By Dreadnought On The Slipway, our only quibbles are that he doesn't go far enough:
There is a lot of rent seeking in the UK. This is only natural and very understandable in a society where the population is aging and retiring people seek to live off the accumulated assets of their lifetimes. One might say that it is a good and positive thing that large numbers of people have saved enough to have an income in retirement and indeed it might be good, if it were wholly true.
But the fact is that the large numbers of rentiers now retiring from paid work and
hoping to live off their rents have been the most fortunate recipients of inflationary benefits [and transfers of wealth via the tax system] who have ever lived. Their inflationary gains over the years have been simply an accident of demographic, social and financial history. From the point of view of effort expended they are completely undeserving of their fortunate position.
Looked at from the point of view of a thinking, forced renter, and there are many, the situation is completely unacceptable. These people, who are mostly of working age, rightly perceive a future where they will work to pay for the retirement of the current generation without any chance ever to enjoy their good fortune. They feel that they will never be able to buy houses because prices are too high, because deposits are too high and because the high rents they pay prevent them saving a deposit anyway.
They see a direct connection between their work and the idleness of others. They have also noticed a further malign historical conjunction. They have to pay student fees that the previous generation did not pay just at the same time as the previous generation needs funds so that they can be looked after in old age.
If this situation is not remedied it will have incendiary social consequences. But what can be done?
To diffuse this worsening problem we need more homes and we need more jobs. This can only be done by shifting capital from unproductive sectors to productive ones. If rent seeking is to be made less attractive there is only one simple way to do this and that is to tax rents at a higher level than at present [an even better solution is to tax the rental value of all land, whether owner-occupied, tenanted or vacant/second home]. The resulting revenue should be put to work building homes for use by workers and building and renewing only infrastructure that makes the economy more competitive[and cutting taxes on work, profits and output].

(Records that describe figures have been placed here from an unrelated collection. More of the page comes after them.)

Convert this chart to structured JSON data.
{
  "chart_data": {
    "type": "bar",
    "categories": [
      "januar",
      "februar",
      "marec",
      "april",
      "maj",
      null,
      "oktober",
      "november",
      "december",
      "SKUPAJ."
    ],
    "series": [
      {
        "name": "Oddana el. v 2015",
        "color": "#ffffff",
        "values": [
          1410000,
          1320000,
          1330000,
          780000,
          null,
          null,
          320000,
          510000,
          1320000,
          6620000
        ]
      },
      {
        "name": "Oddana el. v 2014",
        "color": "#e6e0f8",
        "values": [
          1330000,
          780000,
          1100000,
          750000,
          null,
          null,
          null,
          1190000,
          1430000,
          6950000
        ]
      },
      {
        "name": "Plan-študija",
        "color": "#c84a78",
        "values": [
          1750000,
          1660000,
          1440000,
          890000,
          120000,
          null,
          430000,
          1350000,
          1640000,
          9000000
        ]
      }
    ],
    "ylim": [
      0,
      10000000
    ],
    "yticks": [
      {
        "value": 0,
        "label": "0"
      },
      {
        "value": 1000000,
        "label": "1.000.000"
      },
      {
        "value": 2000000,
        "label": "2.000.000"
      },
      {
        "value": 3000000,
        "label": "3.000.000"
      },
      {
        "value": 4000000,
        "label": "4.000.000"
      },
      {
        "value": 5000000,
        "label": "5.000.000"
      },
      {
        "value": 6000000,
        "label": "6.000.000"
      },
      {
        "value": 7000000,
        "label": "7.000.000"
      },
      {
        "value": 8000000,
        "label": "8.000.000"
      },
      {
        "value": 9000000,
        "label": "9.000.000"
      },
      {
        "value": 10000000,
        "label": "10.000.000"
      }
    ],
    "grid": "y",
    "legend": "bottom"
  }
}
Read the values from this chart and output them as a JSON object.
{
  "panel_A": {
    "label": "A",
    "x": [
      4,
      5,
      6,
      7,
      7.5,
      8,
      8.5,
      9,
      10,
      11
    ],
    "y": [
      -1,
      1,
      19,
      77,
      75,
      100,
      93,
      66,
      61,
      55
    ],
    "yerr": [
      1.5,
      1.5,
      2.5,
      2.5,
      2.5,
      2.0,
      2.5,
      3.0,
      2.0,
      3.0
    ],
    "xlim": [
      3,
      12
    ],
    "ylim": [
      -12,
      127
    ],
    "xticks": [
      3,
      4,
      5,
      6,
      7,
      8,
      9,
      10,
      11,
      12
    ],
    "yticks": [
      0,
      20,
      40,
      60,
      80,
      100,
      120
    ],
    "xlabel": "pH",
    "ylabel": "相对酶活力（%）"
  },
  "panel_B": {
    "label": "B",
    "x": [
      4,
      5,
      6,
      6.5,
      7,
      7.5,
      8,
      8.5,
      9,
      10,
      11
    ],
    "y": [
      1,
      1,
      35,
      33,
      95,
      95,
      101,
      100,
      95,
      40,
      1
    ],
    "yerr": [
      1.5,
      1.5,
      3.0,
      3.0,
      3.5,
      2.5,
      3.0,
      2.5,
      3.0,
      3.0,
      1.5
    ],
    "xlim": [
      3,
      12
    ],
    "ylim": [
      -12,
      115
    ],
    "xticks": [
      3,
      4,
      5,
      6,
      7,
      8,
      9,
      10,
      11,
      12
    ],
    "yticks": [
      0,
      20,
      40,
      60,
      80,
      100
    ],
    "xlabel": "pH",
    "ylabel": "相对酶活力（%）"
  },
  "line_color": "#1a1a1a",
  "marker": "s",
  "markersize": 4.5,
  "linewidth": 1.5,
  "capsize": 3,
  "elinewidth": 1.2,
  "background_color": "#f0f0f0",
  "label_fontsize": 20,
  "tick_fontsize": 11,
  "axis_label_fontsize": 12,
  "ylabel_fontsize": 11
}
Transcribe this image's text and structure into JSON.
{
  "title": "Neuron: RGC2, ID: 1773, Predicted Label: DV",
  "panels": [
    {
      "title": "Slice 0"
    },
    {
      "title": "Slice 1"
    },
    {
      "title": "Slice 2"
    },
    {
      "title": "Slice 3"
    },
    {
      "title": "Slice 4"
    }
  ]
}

There will be the usual howls from the self-interested that this tax will not produce revenue, that it will have unintended consequences, and that it will not benefit the people it is intended to. In any taxing decision there are risks. I think that if rents are taxed more some property owners will sell. This will increase housing supply for sale and reduce prices. If more houses are built this will provide
jobs, satisfy demand for houses and reduce rents and prices. If infrastructure is improved it means more jobs and the economy will be more competitive.
The capital locked up in property is simply being hoarded [actually there is no capital locked up in 'land', what happens is that income and profits are diverted from the productive economy to the unproductive sector, i.e. land owners]. We have to liberate it and use it for production and growth. It will be painful as the deadwood is culled out of the economy.